NEWARK, N.J. - A New Jersey federal judge on Dec. 6 dismissed claims against a claims administrator in a health care reimbursement suit, saying the defendant is not a fiduciary and, therefore, not a proper defendant (Montvale Surgical Center v. Horizon Blue Cross Blue Shield of New Jersey, et al., No. 12-2478, D. N.J.; 2012 U.S. Dist. LEXIS 173337).
NEW ORLEANS - The Fifth Circuit U.S. Court of Appeals on Dec. 6 affirmed a trial court order denying health care providers' challenge of how the U.S. Department of Health and Human Services (HHS) determines whether a hospital qualifies for, and the amount of, payment for serving a "disproportionate number of low-income patients." The court determined that the U.S. Congress specifically meant to leave out patients who qualify for Medicare Part A and Medicaid but do not qualify for Supplemental Security Income (SSI) when calculating the extra payments (Memorial Hospital at Gulfport, et al., v.
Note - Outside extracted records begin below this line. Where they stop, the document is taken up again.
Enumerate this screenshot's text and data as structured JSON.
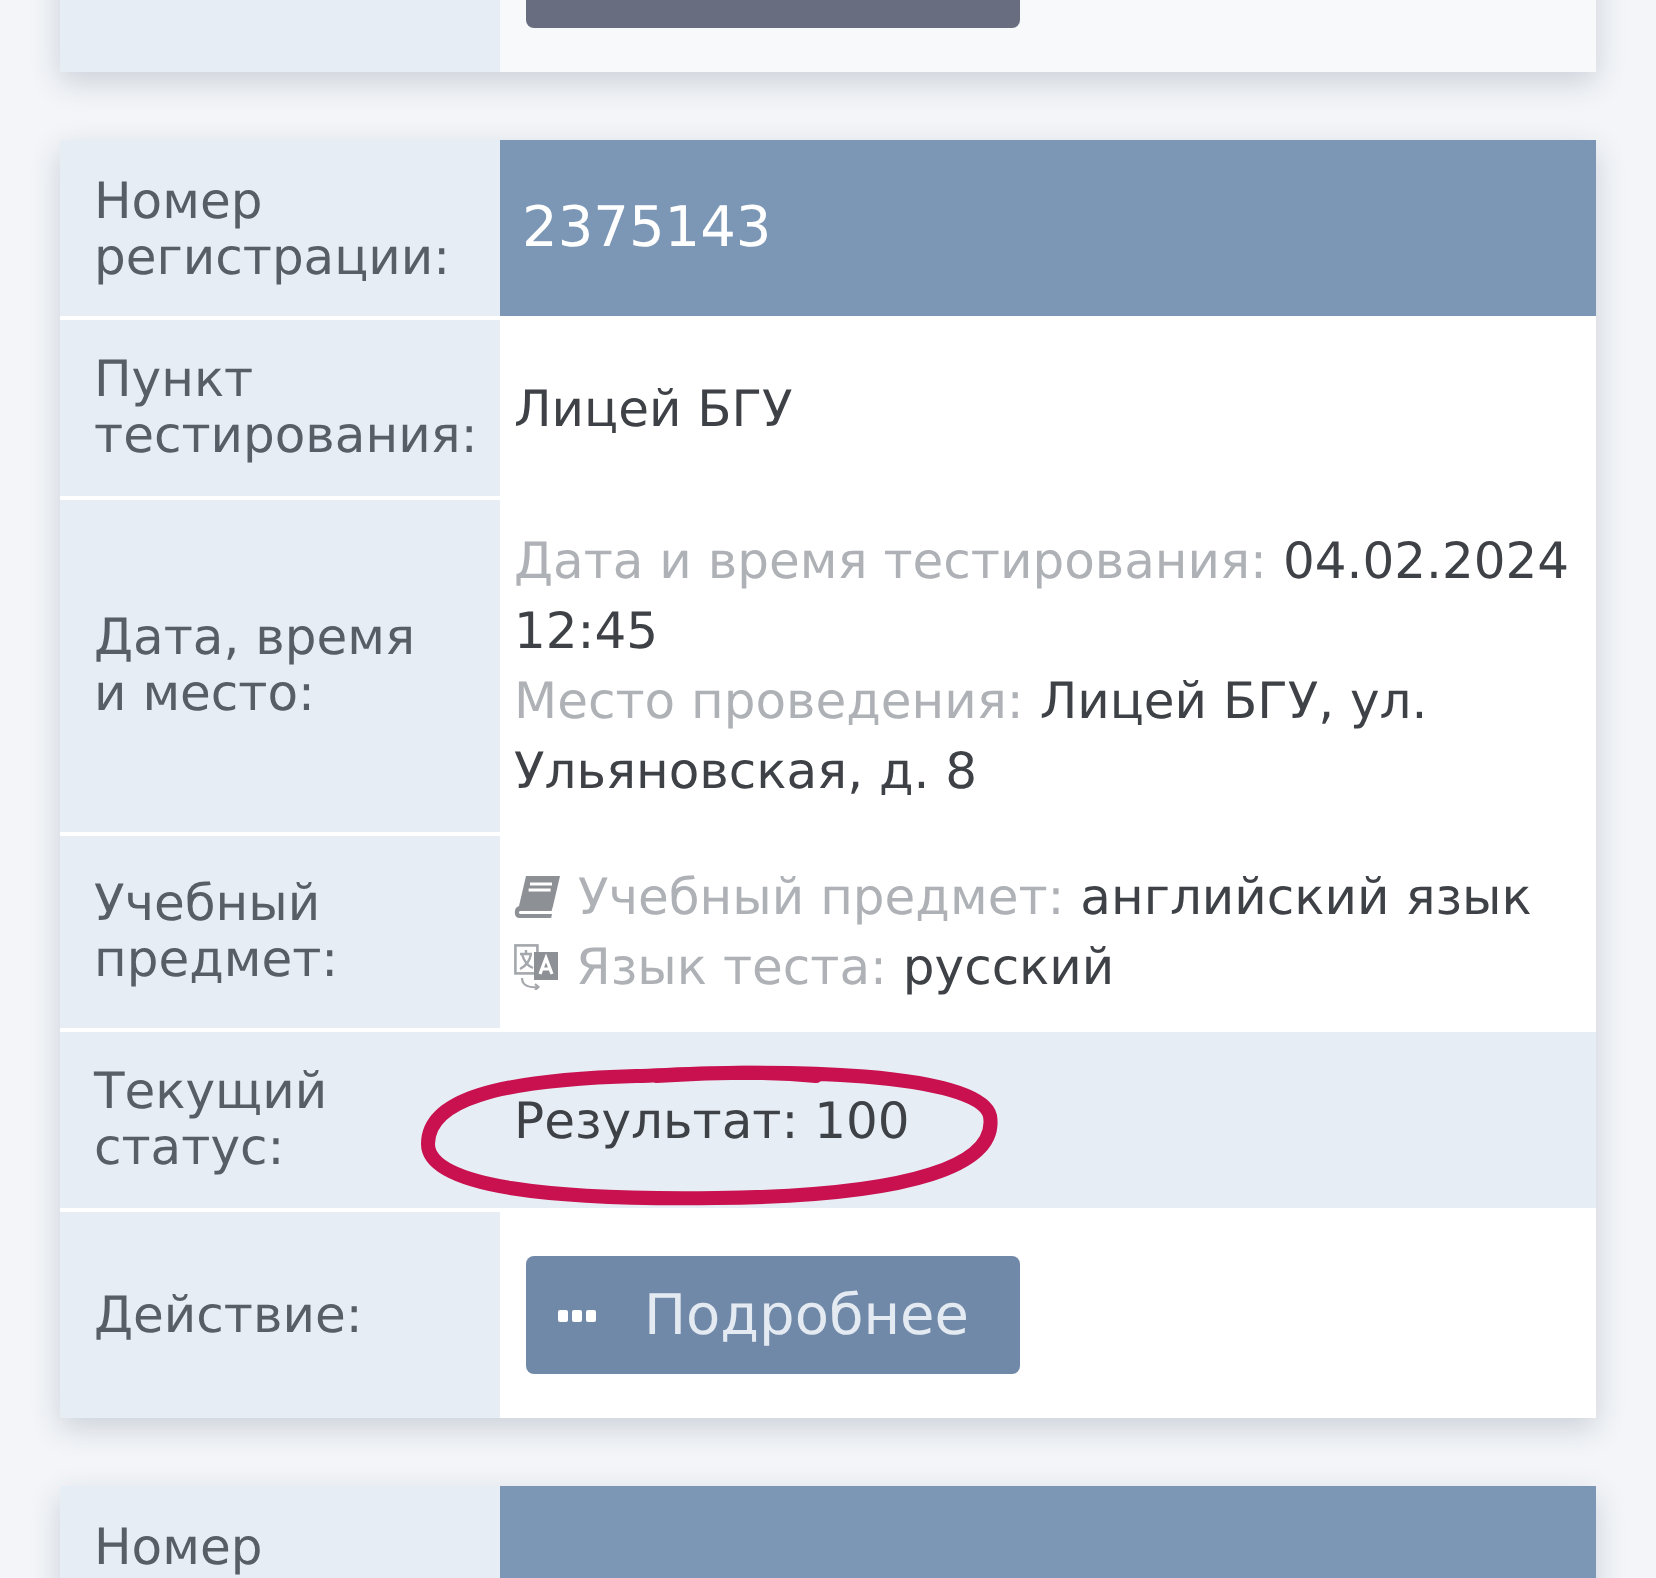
{
  "cards": [
    {
      "rows": [
        {
          "kind": "action",
          "hovered": true
        }
      ]
    },
    {
      "rows": [
        {
          "kind": "number",
          "label": "Номер регистрации:",
          "value": "2375143"
        },
        {
          "kind": "text",
          "label": "Пункт тестирования:",
          "value": "Лицей БГУ"
        },
        {
          "kind": "details",
          "label": "Дата, время и место:",
          "lines": [
            {
              "kind": "date",
              "caption": "Дата и время тестирования:",
              "value": "04.02.2024 12:45"
            },
            {
              "kind": "place",
              "caption": "Место проведения:",
              "value": "Лицей БГУ, ул. Ульяновская, д. 8"
            }
          ]
        },
        {
          "kind": "details",
          "label": "Учебный предмет:",
          "lines": [
            {
              "kind": "subject",
              "caption": "Учебный предмет:",
              "value": "английский язык"
            },
            {
              "kind": "language",
              "caption": "Язык теста:",
              "value": "русский"
            }
          ]
        },
        {
          "kind": "status",
          "label": "Текущий статус:",
          "value": "Результат: 100",
          "highlighted": true
        },
        {
          "kind": "action",
          "label": "Действие:",
          "hovered": false,
          "button": {
            "label": "Подробнее"
          }
        }
      ]
    },
    {
      "rows": [
        {
          "kind": "number",
          "label": "Номер"
        }
      ]
    }
  ]
}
Kathleen Sebelius, as Secretary of the United States Department of Health and Human Services, et al., No. 12-60333, 5th Cir.; 2012 U.S. App. LEXIS 25040).
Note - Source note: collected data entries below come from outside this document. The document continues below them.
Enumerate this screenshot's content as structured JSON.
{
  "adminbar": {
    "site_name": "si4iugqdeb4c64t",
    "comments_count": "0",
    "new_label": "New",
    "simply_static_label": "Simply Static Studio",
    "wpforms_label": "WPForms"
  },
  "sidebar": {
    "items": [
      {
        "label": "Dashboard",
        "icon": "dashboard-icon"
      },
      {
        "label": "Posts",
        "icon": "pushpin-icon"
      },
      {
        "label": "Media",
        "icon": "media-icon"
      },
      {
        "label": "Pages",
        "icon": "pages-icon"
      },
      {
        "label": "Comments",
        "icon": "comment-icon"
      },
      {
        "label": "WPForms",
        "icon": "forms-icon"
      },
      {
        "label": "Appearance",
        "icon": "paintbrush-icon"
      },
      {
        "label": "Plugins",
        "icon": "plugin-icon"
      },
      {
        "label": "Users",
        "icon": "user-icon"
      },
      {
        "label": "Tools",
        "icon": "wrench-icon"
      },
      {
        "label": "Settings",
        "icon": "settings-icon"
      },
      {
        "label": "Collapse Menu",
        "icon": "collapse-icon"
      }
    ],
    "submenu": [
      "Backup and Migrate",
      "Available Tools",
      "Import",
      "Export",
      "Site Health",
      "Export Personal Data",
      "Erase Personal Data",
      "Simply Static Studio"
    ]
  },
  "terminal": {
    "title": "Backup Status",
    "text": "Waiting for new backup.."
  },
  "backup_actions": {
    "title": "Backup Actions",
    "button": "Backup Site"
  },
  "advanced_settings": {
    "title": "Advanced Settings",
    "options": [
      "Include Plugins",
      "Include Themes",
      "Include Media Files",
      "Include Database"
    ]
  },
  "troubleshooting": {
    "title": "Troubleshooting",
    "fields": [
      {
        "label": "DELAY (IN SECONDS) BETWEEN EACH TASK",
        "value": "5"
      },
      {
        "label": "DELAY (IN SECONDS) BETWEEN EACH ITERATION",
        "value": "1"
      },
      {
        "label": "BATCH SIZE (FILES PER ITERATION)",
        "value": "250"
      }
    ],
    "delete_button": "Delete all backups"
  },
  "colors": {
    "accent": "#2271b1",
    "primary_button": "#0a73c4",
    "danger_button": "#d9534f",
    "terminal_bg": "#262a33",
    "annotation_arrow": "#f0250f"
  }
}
KANSAS CITY, Mo. - The Western District Missouri Court of Appeals, Division Two, on Dec. 4 affirmed a trial court ruling denying Medicaid coverage for kidney dialysis treatment to a "legal alien." The appeals court concluded that while a legal alien may receive Medicaid benefits after living in the country for five years or more, or for seeking emergency treatment, the plaintiff had resided in the United States for only three years and her condition was not considered an emergency under state and federal law (Bertha Cruz v. Mo. Department of Social Services, No. WD74667, Mo. App., Western Dist., Div. 2; 2012 Mo. App. LEXIS 1537).
CHICAGO - Citing the previously unsettled state of case law regarding the production of insurers' internal documents and a lack of bad faith in an insurer's handling requests for such documents, a Seventh Circuit U.S. Court of Appeals panel on Nov. 28 upheld a lower court's ruling that had limited an insured's damages against her health plan provider (Sharon Mondry v. American Family Mutual Insurance Co, et al., No. 10-3490 and 11-1750, 7th Cir.; 2012 U.S. App. LEXIS 24476).